Nora et Robin apparurent à ma vue, marchant maladroitement entre les arbres, évitant les trous ou d'autres choses plus dangereuses. Ils s'arrêtèrent à ma hauteur. Enfin, Nora stoppa d'un coup, et attrapa le bras de Robin pour qu'il fasse de même. Il l'a regardé avec une manière qui semblait dire "Tu fais quoi, là ? Lâche mon bras, ou ça va péter."
- Elle est tout près ... chuchota Nora.
- Tu peux être terrifiante, quand tu chuchotes de cette manière, remarqua Robin.
- Je suis complètement d'accord, ai-je dit en apparaissant devant eux.
Robin m'a fait un grand sourire, que je lui ai rendu avec tendresse. J'ai fait signe à mon frère de sortir de sa cachette. Il a hésité, mais il a bien vu que ces deux là étaient mes amis. Oui, Nora est ma nouvelle amie. Bref, je ne la déteste pas.
- Je vous présente Nash, mon frère, ai-je déclaré.
- Enchanté, Nash. Je suis Robin, le ...
Il m'a regardé comme s'il attendait mon approbation.
- Mon petit-ami, complétai-je.
Nash sembla amusé par la situation. Même si j'étais morte, c'était le mien. Pas question de m'enlever ce titre. Je pourrais comprendre, néanmoins, si Robin trouvait mieux, et surtout s'il trouvait mieux en chair et en os.
- Et moi, je suis Nora Nyimpen Nasibe.
L'indonésienne lui a fait un large sourire en lui serrant la main brusquement. Nash a un peu grimacé, sûrement avait-il encore mal dû à son séjour chez les dingues. Nora ne sembla pas s'en rendre compte.
- Que faites-vous là ? Où est Maddie ? demandai-je.

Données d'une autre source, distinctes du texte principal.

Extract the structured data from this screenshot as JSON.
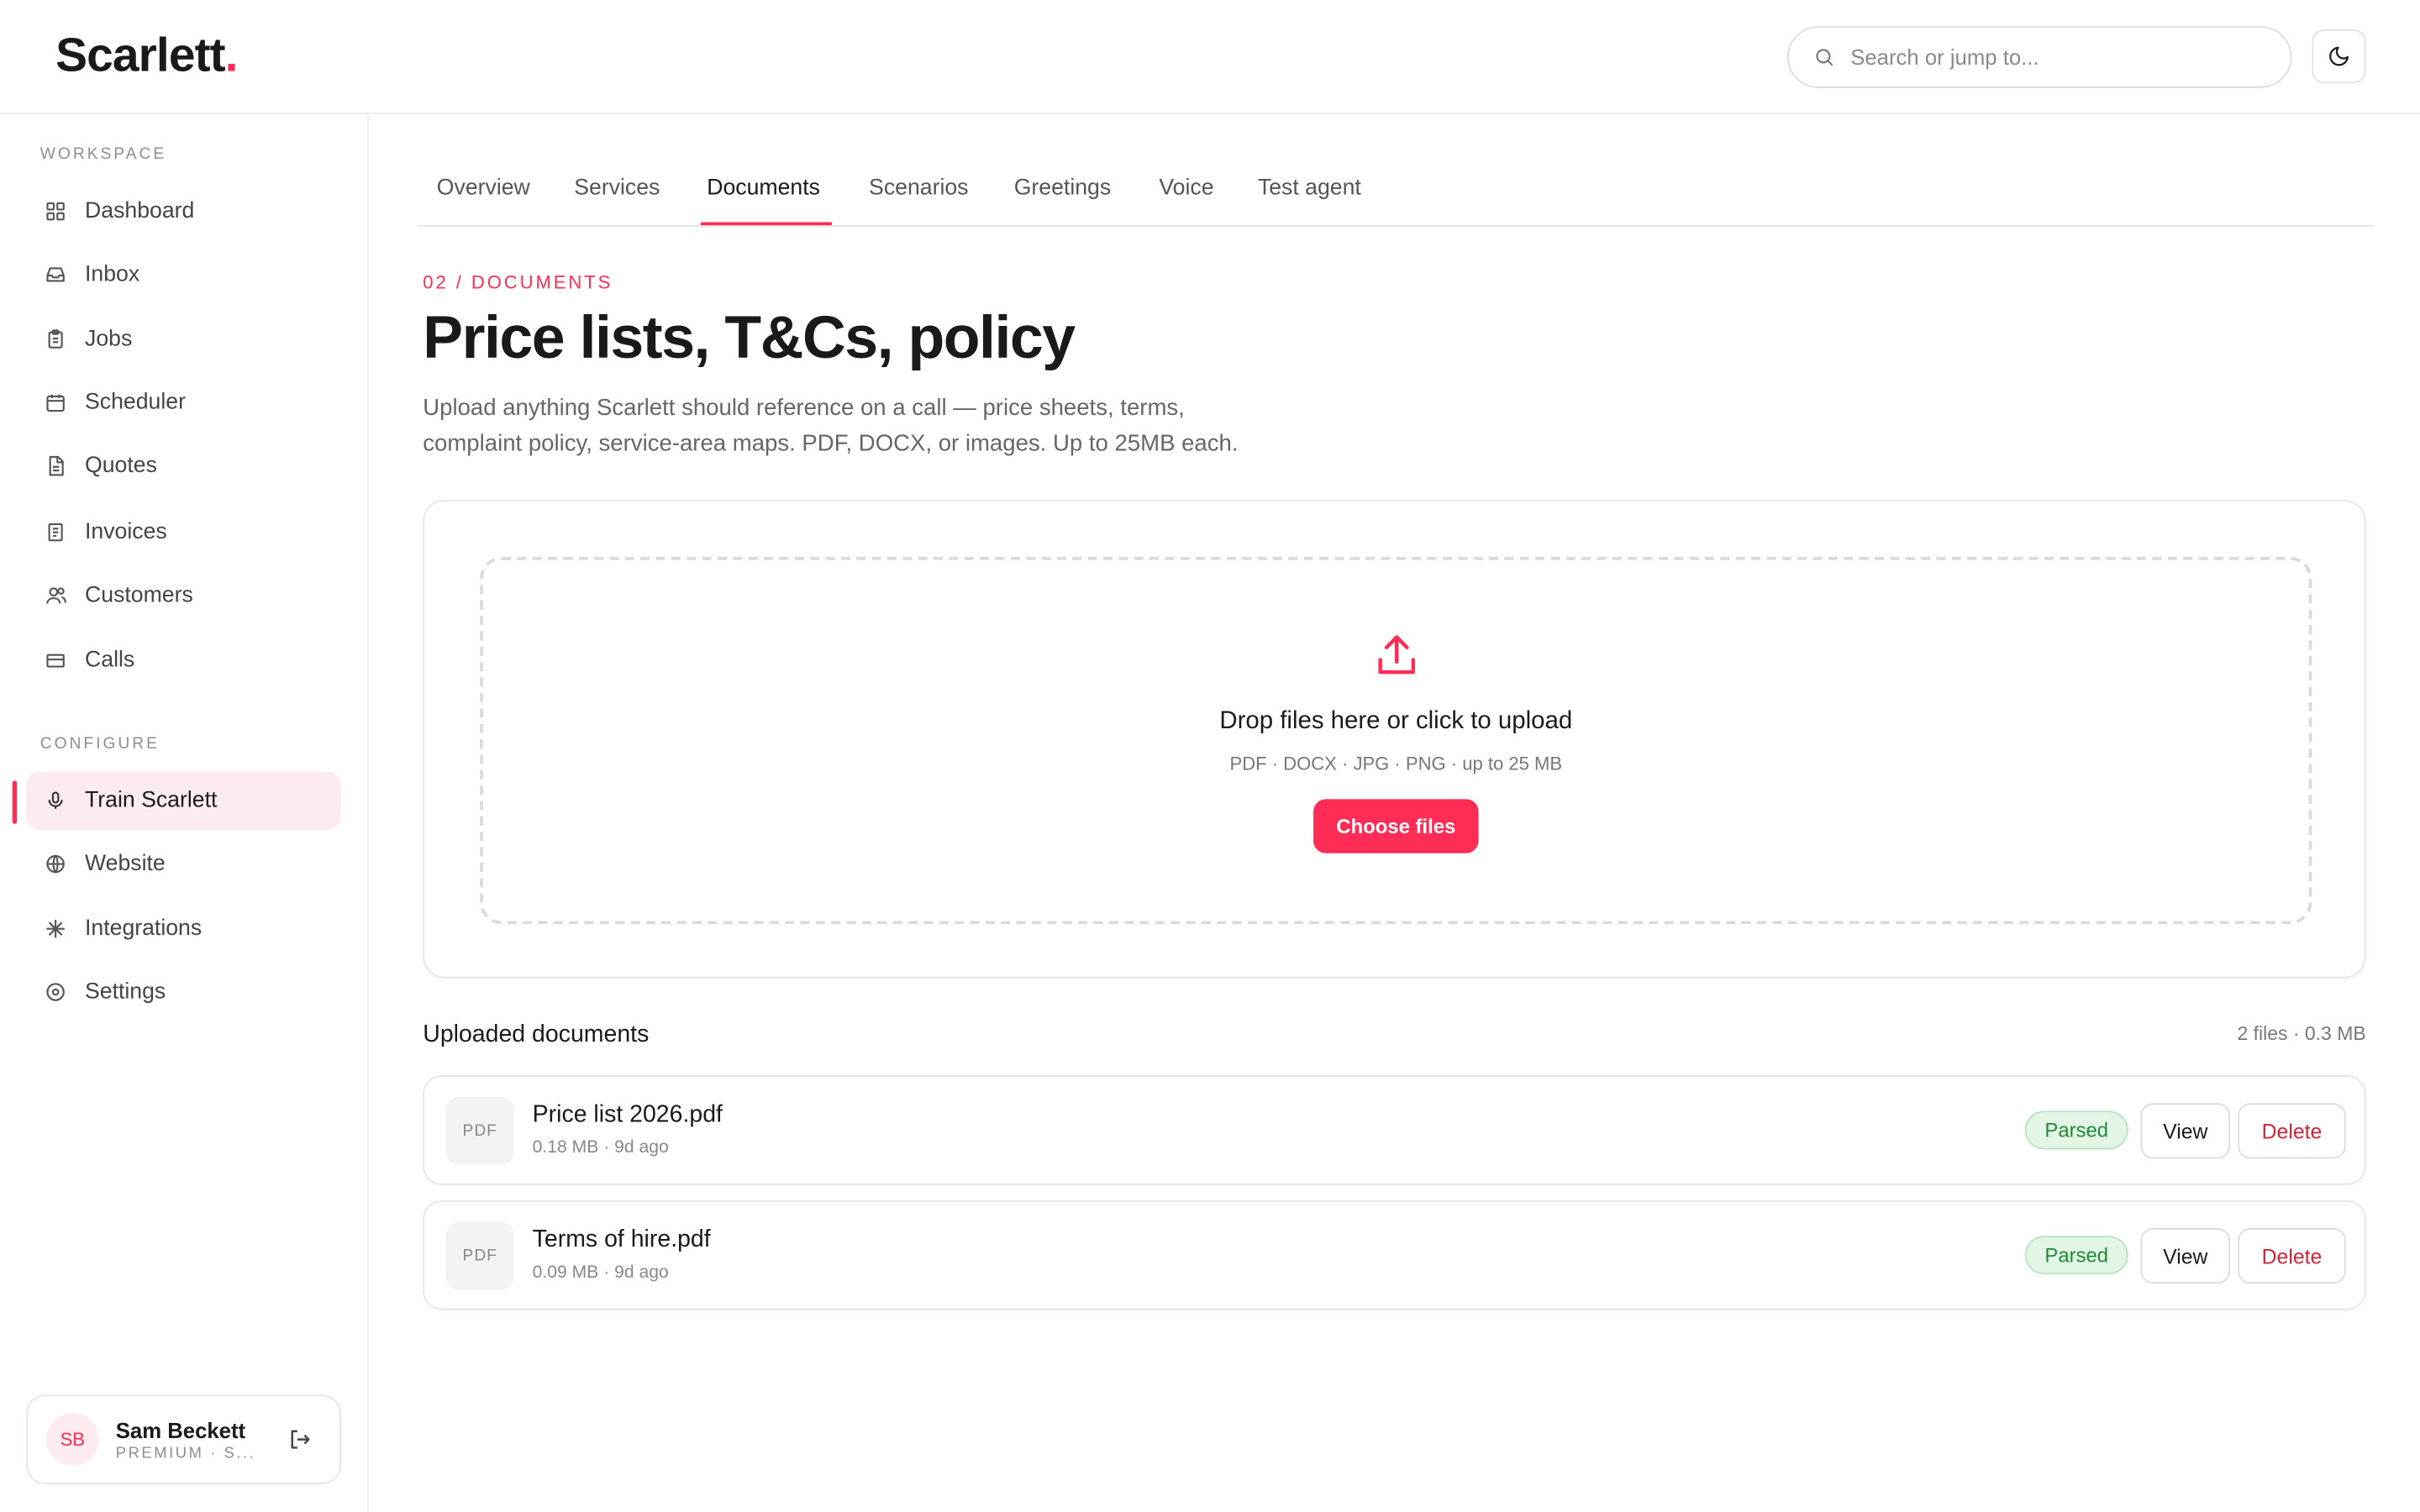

- Le Manoir est juste à côté. On patientait, quand Angel est arrivée. Elle nous a ouvert et nous a installé. Après, Nora est venue me chercher en affirmant qu'elle t'avait "senti".
La concernée hocha dynamiquement la tête.
Cependant, je n'étais pas aussi ravie qu'elle. Angel. Ce simple nom avait gâché ma nuit. Mis à part le fait que j'avais affronté Mansyur, un psychopathe, et des retrouvailles déchirantes. Merci la vie, c'est sympa de s'acharner sur une personne déjà morte.